IBM, the United Nations, anti-trafficking campaigners, and university students in Colombia are gearing up for the country’s first-ever ‘hackathon’ to develop an app to combat human trafficking.
The event is slated for August 31, and will bring together young computer programmers, engineers, and designers to create a prototype mobile app or website.
“It’s a race against the clock for 32 hours,” said Jesus David Tabares, corporate citizenship leader for Colombia and Venezuela at IBM.
“We want to inspire creativity and include other people who don’t know, and others who work in the human trafficking field.”
Thomson Reuters Foundation reports:
Participants will develop their apps using IBM software databases and technology, including artificial intelligence software for voice and facial recognition.
Digital technology – in particular encrypted instant messaging services like WhatsApp that allow users to remain anonymous – is increasingly used by traffickers to trap victims.
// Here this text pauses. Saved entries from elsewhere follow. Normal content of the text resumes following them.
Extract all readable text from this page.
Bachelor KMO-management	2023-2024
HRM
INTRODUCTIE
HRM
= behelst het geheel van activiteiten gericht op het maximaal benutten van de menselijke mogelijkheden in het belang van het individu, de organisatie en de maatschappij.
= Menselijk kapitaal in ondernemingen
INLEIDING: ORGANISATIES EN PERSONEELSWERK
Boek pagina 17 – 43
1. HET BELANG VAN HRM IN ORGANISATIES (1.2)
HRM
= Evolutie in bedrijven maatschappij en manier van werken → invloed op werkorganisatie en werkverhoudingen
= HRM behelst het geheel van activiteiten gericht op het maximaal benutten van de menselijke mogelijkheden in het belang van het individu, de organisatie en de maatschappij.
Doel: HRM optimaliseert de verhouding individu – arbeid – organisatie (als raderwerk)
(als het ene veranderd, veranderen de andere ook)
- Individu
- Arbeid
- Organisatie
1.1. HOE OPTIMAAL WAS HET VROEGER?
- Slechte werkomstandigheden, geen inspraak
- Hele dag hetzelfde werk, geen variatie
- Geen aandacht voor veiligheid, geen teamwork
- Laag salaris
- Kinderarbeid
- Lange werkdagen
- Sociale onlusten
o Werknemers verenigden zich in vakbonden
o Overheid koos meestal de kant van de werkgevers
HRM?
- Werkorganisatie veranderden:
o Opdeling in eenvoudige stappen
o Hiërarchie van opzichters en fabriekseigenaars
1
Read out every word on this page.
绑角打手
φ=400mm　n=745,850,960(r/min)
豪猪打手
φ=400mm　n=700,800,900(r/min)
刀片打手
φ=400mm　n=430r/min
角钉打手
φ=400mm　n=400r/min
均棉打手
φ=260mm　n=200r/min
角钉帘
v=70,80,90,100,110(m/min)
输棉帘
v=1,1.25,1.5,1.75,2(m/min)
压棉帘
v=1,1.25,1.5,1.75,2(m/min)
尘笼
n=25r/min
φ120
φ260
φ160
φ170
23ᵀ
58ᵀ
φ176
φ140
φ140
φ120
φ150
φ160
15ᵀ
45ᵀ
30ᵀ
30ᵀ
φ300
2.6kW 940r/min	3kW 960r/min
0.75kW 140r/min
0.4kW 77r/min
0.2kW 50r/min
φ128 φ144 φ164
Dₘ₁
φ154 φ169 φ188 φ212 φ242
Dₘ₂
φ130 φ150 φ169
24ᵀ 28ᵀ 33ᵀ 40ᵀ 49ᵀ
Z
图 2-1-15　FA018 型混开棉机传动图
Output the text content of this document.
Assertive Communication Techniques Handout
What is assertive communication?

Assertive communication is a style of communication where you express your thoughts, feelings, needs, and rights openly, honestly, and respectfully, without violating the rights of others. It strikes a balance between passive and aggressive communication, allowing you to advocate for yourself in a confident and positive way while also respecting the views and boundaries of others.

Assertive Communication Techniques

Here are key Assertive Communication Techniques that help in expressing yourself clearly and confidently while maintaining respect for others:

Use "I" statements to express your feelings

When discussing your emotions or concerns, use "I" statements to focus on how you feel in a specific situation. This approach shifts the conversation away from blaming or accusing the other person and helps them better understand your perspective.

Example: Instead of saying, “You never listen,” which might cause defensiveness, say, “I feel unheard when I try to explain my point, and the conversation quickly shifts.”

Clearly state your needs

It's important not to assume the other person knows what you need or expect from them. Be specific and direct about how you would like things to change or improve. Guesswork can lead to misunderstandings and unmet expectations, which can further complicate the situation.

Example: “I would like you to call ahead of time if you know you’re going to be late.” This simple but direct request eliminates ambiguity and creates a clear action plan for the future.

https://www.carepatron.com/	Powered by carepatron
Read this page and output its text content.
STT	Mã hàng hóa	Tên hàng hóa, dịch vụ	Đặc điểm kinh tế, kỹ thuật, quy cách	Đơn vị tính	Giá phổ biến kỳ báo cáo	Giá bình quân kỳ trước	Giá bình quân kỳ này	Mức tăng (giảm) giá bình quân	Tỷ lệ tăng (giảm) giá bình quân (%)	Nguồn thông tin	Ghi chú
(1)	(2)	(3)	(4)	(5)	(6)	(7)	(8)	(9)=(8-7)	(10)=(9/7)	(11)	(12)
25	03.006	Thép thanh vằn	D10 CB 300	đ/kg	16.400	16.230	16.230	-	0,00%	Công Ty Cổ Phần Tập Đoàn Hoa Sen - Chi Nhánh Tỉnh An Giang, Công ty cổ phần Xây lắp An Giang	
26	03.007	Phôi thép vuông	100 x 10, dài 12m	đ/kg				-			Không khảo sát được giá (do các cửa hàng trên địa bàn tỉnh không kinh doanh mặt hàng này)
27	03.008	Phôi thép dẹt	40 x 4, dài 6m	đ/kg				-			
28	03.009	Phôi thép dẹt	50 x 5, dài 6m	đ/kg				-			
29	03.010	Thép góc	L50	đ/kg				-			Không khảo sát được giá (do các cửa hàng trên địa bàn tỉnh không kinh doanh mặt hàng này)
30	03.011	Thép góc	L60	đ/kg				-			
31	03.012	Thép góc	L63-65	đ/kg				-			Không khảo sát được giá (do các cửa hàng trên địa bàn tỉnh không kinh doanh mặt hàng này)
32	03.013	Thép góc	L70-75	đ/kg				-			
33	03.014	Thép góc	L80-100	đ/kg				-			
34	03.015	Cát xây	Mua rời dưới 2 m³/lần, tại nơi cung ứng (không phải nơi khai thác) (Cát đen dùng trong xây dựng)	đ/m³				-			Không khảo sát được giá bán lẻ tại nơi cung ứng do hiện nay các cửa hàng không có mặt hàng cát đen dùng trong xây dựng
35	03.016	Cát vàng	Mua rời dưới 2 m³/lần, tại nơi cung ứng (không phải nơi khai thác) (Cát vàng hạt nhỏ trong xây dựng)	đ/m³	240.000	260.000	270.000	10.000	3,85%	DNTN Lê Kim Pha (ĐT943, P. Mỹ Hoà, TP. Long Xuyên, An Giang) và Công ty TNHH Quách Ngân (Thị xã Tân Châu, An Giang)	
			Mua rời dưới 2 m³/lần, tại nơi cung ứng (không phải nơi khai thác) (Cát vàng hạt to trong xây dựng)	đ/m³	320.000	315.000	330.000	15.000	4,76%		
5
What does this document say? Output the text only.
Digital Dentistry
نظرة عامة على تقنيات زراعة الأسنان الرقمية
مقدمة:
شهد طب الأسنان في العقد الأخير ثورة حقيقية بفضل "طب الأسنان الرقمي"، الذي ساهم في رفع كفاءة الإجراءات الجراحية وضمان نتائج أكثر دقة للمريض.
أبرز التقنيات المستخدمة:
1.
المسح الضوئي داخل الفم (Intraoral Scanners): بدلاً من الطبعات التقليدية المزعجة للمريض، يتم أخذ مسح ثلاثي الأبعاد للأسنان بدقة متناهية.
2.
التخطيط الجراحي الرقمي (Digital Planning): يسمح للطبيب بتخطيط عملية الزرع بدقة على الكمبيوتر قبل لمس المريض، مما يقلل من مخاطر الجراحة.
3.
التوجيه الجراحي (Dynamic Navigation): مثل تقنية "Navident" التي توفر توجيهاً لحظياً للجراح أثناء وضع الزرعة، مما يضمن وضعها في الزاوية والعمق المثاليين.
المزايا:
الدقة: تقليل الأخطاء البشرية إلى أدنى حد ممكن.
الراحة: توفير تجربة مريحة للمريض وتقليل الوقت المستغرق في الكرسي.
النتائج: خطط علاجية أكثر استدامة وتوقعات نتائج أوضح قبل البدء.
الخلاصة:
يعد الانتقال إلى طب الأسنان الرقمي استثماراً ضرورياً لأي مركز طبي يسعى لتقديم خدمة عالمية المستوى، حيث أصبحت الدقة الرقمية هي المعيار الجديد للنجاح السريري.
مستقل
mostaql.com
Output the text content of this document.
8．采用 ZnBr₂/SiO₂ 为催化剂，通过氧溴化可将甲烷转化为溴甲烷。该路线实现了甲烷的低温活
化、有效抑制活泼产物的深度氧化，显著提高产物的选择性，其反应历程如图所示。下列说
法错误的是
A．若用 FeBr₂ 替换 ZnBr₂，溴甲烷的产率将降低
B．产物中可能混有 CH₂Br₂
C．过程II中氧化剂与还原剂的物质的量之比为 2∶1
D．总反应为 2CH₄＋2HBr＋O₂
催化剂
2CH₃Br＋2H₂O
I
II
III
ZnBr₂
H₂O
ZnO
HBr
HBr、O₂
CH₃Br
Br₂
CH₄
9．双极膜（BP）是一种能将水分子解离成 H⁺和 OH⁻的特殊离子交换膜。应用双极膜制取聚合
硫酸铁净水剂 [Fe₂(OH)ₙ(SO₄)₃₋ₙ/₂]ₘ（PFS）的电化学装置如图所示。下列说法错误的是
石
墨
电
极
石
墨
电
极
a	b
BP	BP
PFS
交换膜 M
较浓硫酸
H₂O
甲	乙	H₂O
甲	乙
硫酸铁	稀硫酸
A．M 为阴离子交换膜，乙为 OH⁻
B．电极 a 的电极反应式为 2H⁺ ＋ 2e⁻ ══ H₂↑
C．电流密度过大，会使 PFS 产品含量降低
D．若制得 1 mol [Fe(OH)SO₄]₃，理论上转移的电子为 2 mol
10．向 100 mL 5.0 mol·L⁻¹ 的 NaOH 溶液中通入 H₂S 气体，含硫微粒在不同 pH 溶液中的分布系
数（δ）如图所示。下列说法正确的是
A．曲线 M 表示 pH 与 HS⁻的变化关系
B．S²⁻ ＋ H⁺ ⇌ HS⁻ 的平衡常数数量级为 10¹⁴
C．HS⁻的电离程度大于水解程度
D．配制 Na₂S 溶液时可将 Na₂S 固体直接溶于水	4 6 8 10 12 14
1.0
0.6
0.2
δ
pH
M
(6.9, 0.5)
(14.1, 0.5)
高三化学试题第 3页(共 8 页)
“We have to face technology with technology and use new tools, which this hackathon aims to develop,” said Sebastian Arevalo, head of the Pasos Libres Foundation, a Colombian anti-trafficking group that is supporting the event.
The app should help identify victims of sex trafficking, improve coordination between authorities when possible victims are spotted at airports and bus terminals, or help prevent the online distribution of child sexual abuse material.
Julian Arenas, a computing engineering student at Bogota’s Los Andes University, said he knew little about human trafficking but hoped to join the event to “innovate for a social cause.”
Walk Free Foundation estimates that there are around 131,000 trafficking victims in Colombia. Across Latin America, the most common type of trafficking is for sexual exploitation of women and girls.
Winners of the hackathon will be awarded a contract with the U.N. Office on Drugs and Crime in Colombia (UNODC), which is co-sponsoring the event, to further develop their app for use in Colombia.